In 2014, Pence pledged to make additional tax code changes his priority for that year during a conference that also included speakers like the infamous anti-tax advocate Grover Norquist and the father of supply-side economics himself, Arthur Laffer. Pence’s push for tax cuts that time took aim at the corporate income tax rate and business personal property taxes. Ultimately, the legislature passed and Pence signed into law a cut in the corporate tax rate from 6.5 to 4.9 percent and another measure that allowed counties to cut business personal property taxes. Given the progressivity of corporate taxes, this cut further increased the regressivity of the state’s tax system and reduced much-needed revenues.
In 2016, many Republican lawmakers in Indiana pushed for raising the state’s gas and cigarette taxes as a fiscally prudent, though regressive, move to shore up the state’s transportation funding. Rather than allow for the possibility of new revenues, however, Pence and state lawmakers eventually passed legislation that depended on merely shifting revenue, including transferring ‘surplus’ revenue from the state’s general revenue fund to the state highway fund. The practical result of this shell game will be more funding for infrastructure, but only at the expense of less funding for other areas of the budget such as education and health.
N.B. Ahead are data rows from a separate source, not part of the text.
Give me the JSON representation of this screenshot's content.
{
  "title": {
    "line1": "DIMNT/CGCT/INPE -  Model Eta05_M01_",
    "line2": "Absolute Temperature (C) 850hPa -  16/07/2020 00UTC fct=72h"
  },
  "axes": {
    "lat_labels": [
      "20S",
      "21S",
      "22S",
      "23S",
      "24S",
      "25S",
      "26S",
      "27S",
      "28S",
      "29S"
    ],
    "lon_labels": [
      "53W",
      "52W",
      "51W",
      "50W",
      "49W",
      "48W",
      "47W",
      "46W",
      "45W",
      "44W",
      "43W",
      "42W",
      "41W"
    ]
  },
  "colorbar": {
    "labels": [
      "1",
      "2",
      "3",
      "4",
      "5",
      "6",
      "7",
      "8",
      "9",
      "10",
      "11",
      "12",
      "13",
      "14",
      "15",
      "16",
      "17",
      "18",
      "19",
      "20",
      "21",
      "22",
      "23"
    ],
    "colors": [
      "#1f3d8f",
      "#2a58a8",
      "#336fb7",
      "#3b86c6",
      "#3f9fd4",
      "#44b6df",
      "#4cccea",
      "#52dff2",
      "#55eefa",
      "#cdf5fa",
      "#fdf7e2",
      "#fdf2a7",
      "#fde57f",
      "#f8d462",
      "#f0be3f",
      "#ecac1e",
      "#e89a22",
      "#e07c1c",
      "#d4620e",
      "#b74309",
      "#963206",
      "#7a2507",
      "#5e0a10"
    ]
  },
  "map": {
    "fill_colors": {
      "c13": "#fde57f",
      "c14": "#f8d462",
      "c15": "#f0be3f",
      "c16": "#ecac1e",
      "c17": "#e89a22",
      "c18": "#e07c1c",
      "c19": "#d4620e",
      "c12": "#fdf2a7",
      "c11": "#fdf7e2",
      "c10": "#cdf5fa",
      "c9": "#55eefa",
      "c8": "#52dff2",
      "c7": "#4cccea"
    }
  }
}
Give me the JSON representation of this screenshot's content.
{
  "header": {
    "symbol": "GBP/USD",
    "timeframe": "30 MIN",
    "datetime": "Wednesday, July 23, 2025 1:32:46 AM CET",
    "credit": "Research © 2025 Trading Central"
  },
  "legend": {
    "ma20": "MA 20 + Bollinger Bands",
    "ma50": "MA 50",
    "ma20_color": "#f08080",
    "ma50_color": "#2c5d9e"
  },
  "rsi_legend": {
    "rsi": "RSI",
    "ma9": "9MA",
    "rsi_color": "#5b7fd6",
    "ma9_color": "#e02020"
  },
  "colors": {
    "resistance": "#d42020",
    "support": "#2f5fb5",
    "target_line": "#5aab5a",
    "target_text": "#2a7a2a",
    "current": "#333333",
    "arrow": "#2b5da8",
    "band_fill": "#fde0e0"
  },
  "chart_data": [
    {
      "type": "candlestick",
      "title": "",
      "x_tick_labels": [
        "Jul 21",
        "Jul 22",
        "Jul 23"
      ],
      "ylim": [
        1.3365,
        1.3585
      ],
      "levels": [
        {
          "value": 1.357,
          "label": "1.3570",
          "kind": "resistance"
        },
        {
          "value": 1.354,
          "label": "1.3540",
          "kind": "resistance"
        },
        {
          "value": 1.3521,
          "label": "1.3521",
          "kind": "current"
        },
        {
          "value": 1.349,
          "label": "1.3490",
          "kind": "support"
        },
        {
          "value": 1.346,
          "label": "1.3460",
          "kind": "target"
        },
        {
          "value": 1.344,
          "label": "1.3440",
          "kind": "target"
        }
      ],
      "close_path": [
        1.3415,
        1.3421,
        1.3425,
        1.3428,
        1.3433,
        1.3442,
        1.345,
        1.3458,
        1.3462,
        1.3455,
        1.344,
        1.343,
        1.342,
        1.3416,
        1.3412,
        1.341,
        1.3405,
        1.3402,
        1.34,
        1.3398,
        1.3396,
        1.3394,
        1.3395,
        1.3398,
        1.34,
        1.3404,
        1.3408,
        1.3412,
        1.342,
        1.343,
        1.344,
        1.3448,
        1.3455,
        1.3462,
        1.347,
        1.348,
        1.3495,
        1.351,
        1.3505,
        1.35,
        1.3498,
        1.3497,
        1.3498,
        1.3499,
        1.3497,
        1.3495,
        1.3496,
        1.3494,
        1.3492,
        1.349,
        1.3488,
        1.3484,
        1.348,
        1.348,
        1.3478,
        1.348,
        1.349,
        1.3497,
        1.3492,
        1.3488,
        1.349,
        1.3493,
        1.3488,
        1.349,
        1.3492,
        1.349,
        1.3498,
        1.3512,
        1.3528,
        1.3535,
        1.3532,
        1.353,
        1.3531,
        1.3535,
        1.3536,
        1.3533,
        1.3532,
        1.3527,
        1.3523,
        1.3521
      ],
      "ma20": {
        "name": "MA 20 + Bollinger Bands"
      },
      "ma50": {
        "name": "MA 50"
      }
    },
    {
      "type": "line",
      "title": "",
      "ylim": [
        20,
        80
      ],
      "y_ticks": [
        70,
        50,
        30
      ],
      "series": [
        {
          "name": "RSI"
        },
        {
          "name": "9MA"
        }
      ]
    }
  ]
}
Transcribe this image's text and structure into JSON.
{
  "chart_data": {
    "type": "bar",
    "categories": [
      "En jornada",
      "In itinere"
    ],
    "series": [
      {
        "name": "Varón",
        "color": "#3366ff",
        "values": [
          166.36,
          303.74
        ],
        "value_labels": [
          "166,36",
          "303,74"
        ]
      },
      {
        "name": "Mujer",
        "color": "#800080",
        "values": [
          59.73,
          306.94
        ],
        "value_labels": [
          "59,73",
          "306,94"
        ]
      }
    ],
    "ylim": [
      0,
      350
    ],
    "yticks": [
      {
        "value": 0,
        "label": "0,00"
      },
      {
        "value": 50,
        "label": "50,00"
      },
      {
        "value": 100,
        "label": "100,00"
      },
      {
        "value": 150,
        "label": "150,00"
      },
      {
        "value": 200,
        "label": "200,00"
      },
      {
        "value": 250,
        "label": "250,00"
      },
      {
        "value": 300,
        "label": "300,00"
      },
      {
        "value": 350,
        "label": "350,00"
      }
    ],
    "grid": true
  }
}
Pence’s decision to join Trump on the presidential ticket might actually be good news for tax fairness in Indiana since he will no longer be able to run for a second term as governor and continue to push aggressively for more regressive tax cuts. The bad news is that Trump and Pence are on the same page when it comes to regressive, trickle-down tax policies. Given the nation’s current budget situation, it can ill afford tax cuts for the very rich or supply-side tax experiments that falsely promise long-term economic gains for the masses in exchange for huge tax cuts for the rich today.